The floods are out.  In Toowoomba a flash flood drowned several people yesterday and wrecked property.  The TV news is full of images of cars tumbling along the streets in the middle of vast crashing piles of yellow-brown water.  Today the Brisbane River has burst its banks and seems likely to inundate low-lying inner city suburbs.  The State Premier was on TV: a strong, serious woman with an impressive script.  Her short statement, clear and to the point, seemed deeply felt: she looked close to tears at one point.  There’s a primitive quality about this ferocious natural power which feels ill-assorted with a contemporary urban locale.  I can understand now that feeling that ‘it can’t happen to me’ – and indeed we are on high ground here at Moggill – but of course it can happen anywhere and to anyone.  I realise too how far I have deviated from my Australian origins as I see people here taking the dangers seriously (and that means personally), while I am still barely able to grasp that they are real, and happening just down the road.  My nephew believes that the electricity might be cut off, and was all for buying a small generator this morning.  I am sure he could have found one, too.  Others were talking about the possibility that the water supply might fail.  Perhaps we should be filling bottles with water now?  But this suggestion was defeated, not by confidence in the water supply, but by Ross’s comment that we have a large water tank filled with rain water.  Easy to boil that, at need.  At Coles supermarket in Bellbowrie just down the road, the checkout queues were reported to be two hours long, as people stocked up in case the suburb is cut off.  Ross and his family joined the crowd buying up on non-perishables: noodles and rice and so forth.

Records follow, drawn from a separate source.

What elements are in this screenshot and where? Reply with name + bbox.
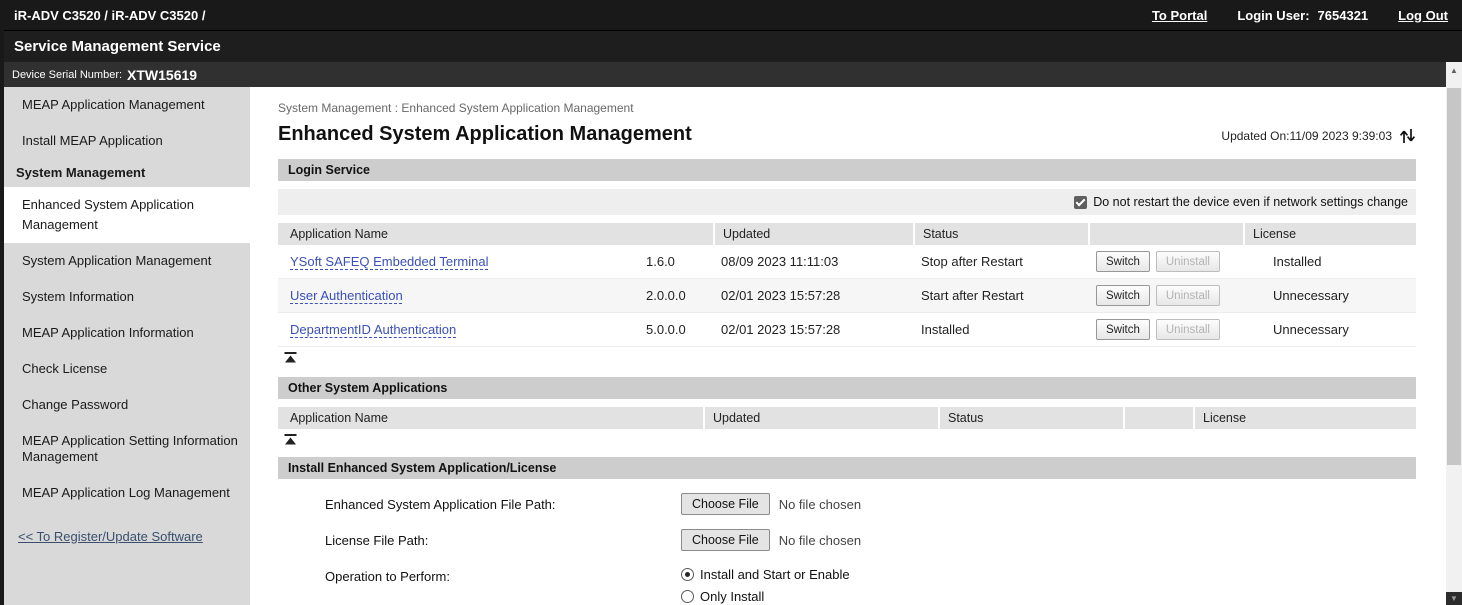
uninstall-button: Uninstall [1156, 319, 1220, 340]
scrollbar-down-arrow[interactable]: ▼ [1446, 592, 1462, 605]
column-header-application-name: Application Name [278, 223, 713, 245]
application-version: 1.6.0 [638, 250, 713, 273]
top-bar: iR-ADV C3520 / iR-ADV C3520 / To Portal … [4, 0, 1462, 30]
page-title: Enhanced System Application Management [278, 121, 692, 147]
radio-only-install-label: Only Install [700, 589, 764, 604]
table-row: User Authentication 2.0.0.0 02/01 2023 1… [278, 279, 1416, 313]
uninstall-button: Uninstall [1156, 251, 1220, 272]
device-title: iR-ADV C3520 / iR-ADV C3520 / [14, 8, 205, 23]
table-row: DepartmentID Authentication 5.0.0.0 02/0… [278, 313, 1416, 347]
serial-number-label: Device Serial Number: [12, 69, 122, 81]
serial-number-value: XTW15619 [127, 67, 197, 83]
main-content: System Management : Enhanced System Appl… [250, 87, 1446, 605]
other-system-applications-section-header: Other System Applications [278, 377, 1416, 399]
sidebar-item-meap-application-information[interactable]: MEAP Application Information [4, 315, 250, 351]
to-portal-link[interactable]: To Portal [1152, 8, 1207, 23]
choose-file-button[interactable]: Choose File [681, 493, 770, 515]
collapse-to-top-icon[interactable] [284, 352, 300, 363]
application-license: Unnecessary [1243, 284, 1416, 307]
choose-file-button[interactable]: Choose File [681, 529, 770, 551]
scrollbar-thumb[interactable] [1447, 88, 1461, 465]
column-header-license: License [1193, 407, 1416, 429]
column-header-actions [1123, 407, 1193, 429]
application-updated: 02/01 2023 15:57:28 [713, 318, 913, 341]
column-header-status: Status [913, 223, 1088, 245]
column-header-status: Status [938, 407, 1123, 429]
radio-only-install[interactable] [681, 590, 694, 603]
uninstall-button: Uninstall [1156, 285, 1220, 306]
sms-window: iR-ADV C3520 / iR-ADV C3520 / To Portal … [0, 0, 1462, 605]
scrollbar-up-arrow[interactable]: ▲ [1446, 62, 1462, 78]
login-service-section-header: Login Service [278, 159, 1416, 181]
sidebar-section-system-management: System Management [4, 159, 250, 187]
restart-option-band: Do not restart the device even if networ… [278, 189, 1416, 215]
other-table-header: Application Name Updated Status License [278, 407, 1416, 429]
column-header-updated: Updated [703, 407, 938, 429]
login-table-header: Application Name Updated Status License [278, 223, 1416, 245]
window-left-edge [0, 0, 4, 605]
install-enhanced-system-application-section-header: Install Enhanced System Application/Lice… [278, 457, 1416, 479]
sidebar-item-system-application-management[interactable]: System Application Management [4, 243, 250, 279]
vertical-scrollbar[interactable]: ▲ ▼ [1446, 62, 1462, 605]
application-name-link[interactable]: DepartmentID Authentication [290, 322, 456, 337]
radio-install-and-start-label: Install and Start or Enable [700, 567, 850, 582]
license-file-path-label: License File Path: [325, 529, 681, 548]
column-header-actions [1088, 223, 1243, 245]
application-status: Stop after Restart [913, 250, 1088, 273]
refresh-icon[interactable] [1399, 128, 1416, 144]
login-user: Login User: 7654321 [1237, 8, 1368, 23]
sidebar-item-enhanced-system-application-management[interactable]: Enhanced System Application Management [4, 187, 250, 243]
application-name-link[interactable]: YSoft SAFEQ Embedded Terminal [290, 254, 488, 269]
other-applications-table: Application Name Updated Status License [278, 407, 1416, 429]
collapse-to-top-icon[interactable] [284, 434, 300, 445]
service-title-bar: Service Management Service [4, 30, 1462, 62]
application-version: 5.0.0.0 [638, 318, 713, 341]
sidebar-item-change-password[interactable]: Change Password [4, 387, 250, 423]
radio-install-and-start[interactable] [681, 568, 694, 581]
install-form: Enhanced System Application File Path: C… [278, 479, 1416, 604]
login-service-table: Application Name Updated Status License … [278, 223, 1416, 347]
sidebar-item-meap-application-management[interactable]: MEAP Application Management [4, 87, 250, 123]
login-user-label: Login User: [1237, 8, 1309, 23]
application-updated: 08/09 2023 11:11:03 [713, 250, 913, 273]
file-chosen-status: No file chosen [779, 493, 861, 512]
sidebar-item-system-information[interactable]: System Information [4, 279, 250, 315]
breadcrumb: System Management : Enhanced System Appl… [278, 101, 1416, 115]
table-row: YSoft SAFEQ Embedded Terminal 1.6.0 08/0… [278, 245, 1416, 279]
application-status: Start after Restart [913, 284, 1088, 307]
application-license: Installed [1243, 250, 1416, 273]
column-header-updated: Updated [713, 223, 913, 245]
sidebar-item-check-license[interactable]: Check License [4, 351, 250, 387]
service-title: Service Management Service [14, 38, 221, 55]
operation-to-perform-label: Operation to Perform: [325, 565, 681, 584]
file-chosen-status: No file chosen [779, 529, 861, 548]
application-status: Installed [913, 318, 1088, 341]
serial-number-bar: Device Serial Number: XTW15619 [4, 62, 1446, 87]
application-name-link[interactable]: User Authentication [290, 288, 403, 303]
switch-button[interactable]: Switch [1096, 319, 1150, 340]
application-license: Unnecessary [1243, 318, 1416, 341]
sidebar-item-install-meap-application[interactable]: Install MEAP Application [4, 123, 250, 159]
switch-button[interactable]: Switch [1096, 251, 1150, 272]
updated-on-timestamp: Updated On:11/09 2023 9:39:03 [1221, 129, 1392, 143]
application-updated: 02/01 2023 15:57:28 [713, 284, 913, 307]
sidebar-item-meap-application-setting-information-management[interactable]: MEAP Application Setting Information Man… [4, 423, 250, 475]
switch-button[interactable]: Switch [1096, 285, 1150, 306]
esa-file-path-label: Enhanced System Application File Path: [325, 493, 681, 512]
column-header-license: License [1243, 223, 1416, 245]
no-restart-checkbox-label: Do not restart the device even if networ… [1093, 195, 1408, 209]
register-update-software-link[interactable]: << To Register/Update Software [18, 529, 203, 544]
no-restart-checkbox[interactable] [1074, 196, 1087, 209]
application-version: 2.0.0.0 [638, 284, 713, 307]
logout-link[interactable]: Log Out [1398, 8, 1448, 23]
login-user-value: 7654321 [1318, 8, 1369, 23]
sidebar: MEAP Application Management Install MEAP… [4, 87, 250, 605]
sidebar-item-meap-application-log-management[interactable]: MEAP Application Log Management [4, 475, 250, 511]
column-header-application-name: Application Name [278, 407, 703, 429]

We drove down to look at the river at Moggill Ferry:

the picnic ground is totally under water and the river is running in spate

 

Still it rains.  Today it is heavier and more persistent than before, and the thunder is rolling louder.  We are told that there is to be a king tide tonight which will hold the floodwaters back from flowing into the sea, and so raise the water level upstream, in the city.  People are being evacuatedfrom parts of Brisbane and Ipswich.  I have tried to take photos and videos of the rain – not very successfully. 

The premier’s afternoon press conference has just referred to the floods as an ‘extreme event’ and a state of emergency has been declared.  The rivers are expected to rise much further over the next 24 to 36 hours, and clearly the situation is quite volatile, depending on rainfall in the catchment areas.